Summary: Home loan approvals rise in number and value in June; gain larger than expected; COVID shock “milder and briefer”; owner-occupier, investor loans both rise in dollar terms; average loan size for owner-occupiers up by 15%; income, job disruptions likely to maintain downward pressure on borrowing capacity of home buyers.
A very clear downtrend was evident in the monthly figures of both the number and value of home loan commitments through late-2017 to mid-2019. Then the RBA reduced its cash rate target in a series of cuts and both the number and value of mortgage approvals began to noticeably increase. Figures from February provided an indication the trend may have finished but the confirmation only really came through with May’s figures.
June’s housing finance figures have now been released and the total number of loan commitments (excluding refinancing loans) to owner-occupiers increased by 7.1%. The gain came after a 7.6% fall in May and, on an annual basis, the rate of contraction slowed from May’s figure of -8.0% to -2.3%.

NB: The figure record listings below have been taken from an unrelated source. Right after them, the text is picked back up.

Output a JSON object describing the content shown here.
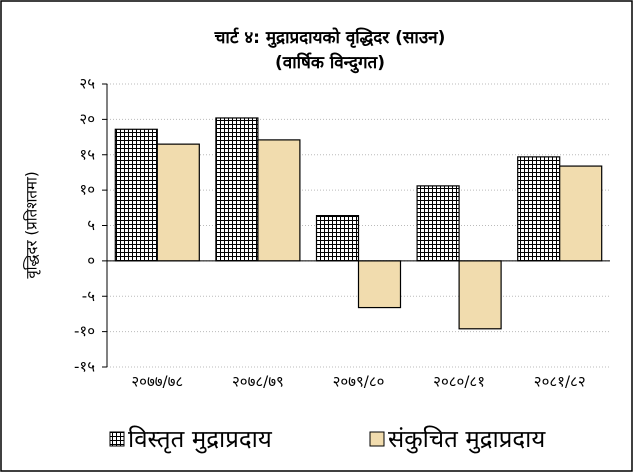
{
  "chart_data": {
    "type": "bar",
    "title": "चार्ट ४: मुद्राप्रदायको वृद्धिदर (साउन)",
    "subtitle": "(वार्षिक विन्दुगत)",
    "y_label": "वृद्धिदर (प्रतिशतमा)",
    "categories": [
      "२०७७/७८",
      "२०७८/७९",
      "२०७९/८०",
      "२०८०/८१",
      "२०८१/८२"
    ],
    "series": [
      {
        "name": "विस्तृत मुद्राप्रदाय",
        "color": "#ffffff",
        "hatch": "grid",
        "values": [
          18.6,
          20.2,
          6.4,
          10.6,
          14.7
        ]
      },
      {
        "name": "संकुचित मुद्राप्रदाय",
        "color": "#f1dcae",
        "values": [
          16.5,
          17.1,
          -6.6,
          -9.6,
          13.4
        ]
      }
    ],
    "ylim": [
      -15,
      25
    ],
    "yticks": [
      {
        "value": -15,
        "label": "-१५"
      },
      {
        "value": -10,
        "label": "-१०"
      },
      {
        "value": -5,
        "label": "-५"
      },
      {
        "value": 0,
        "label": "०"
      },
      {
        "value": 5,
        "label": "५"
      },
      {
        "value": 10,
        "label": "१०"
      },
      {
        "value": 15,
        "label": "१५"
      },
      {
        "value": 20,
        "label": "२०"
      },
      {
        "value": 25,
        "label": "२५"
      }
    ],
    "grid": true
  }
}
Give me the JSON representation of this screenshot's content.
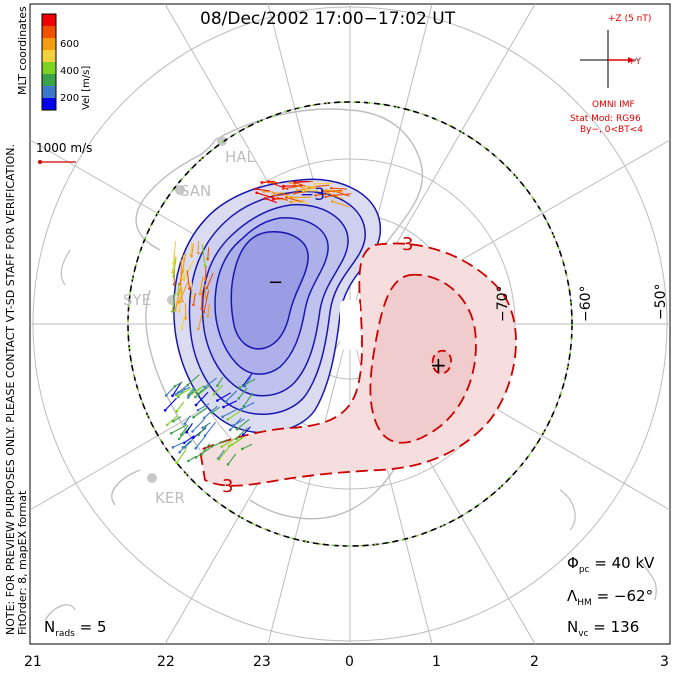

“For financing, the shock from COVID has been milder and briefer than expected,” said Westpac senior economist Matthew Hassan.

Local Treasury bond yields barely moved on the day despite lower yields of their US Treasury counterparts in overnight trading. By the end of the day, the 3-year ACGB yield remained unchanged at 0.28% while 10-year and 20-year yields each finished 1bp lower at 0.84% and 1.43% respectively.
In dollar terms, total loan approvals excluding refinancing increased by 6.2% over the month. The rise was greater than the 2.5% which had been generally expected and a turnaround from May’s revised figure of -11.6%. On a year-on-year basis, total approvals excluding refinancing increased by 4.5%, an acceleration from the previous month’s comparable figure of +1.8%.
“The rebound in housing finance of 6.2% in June reflects improved economic conditions and more auctions after the low in April,” said ANZ economist Adelaide Timbrell.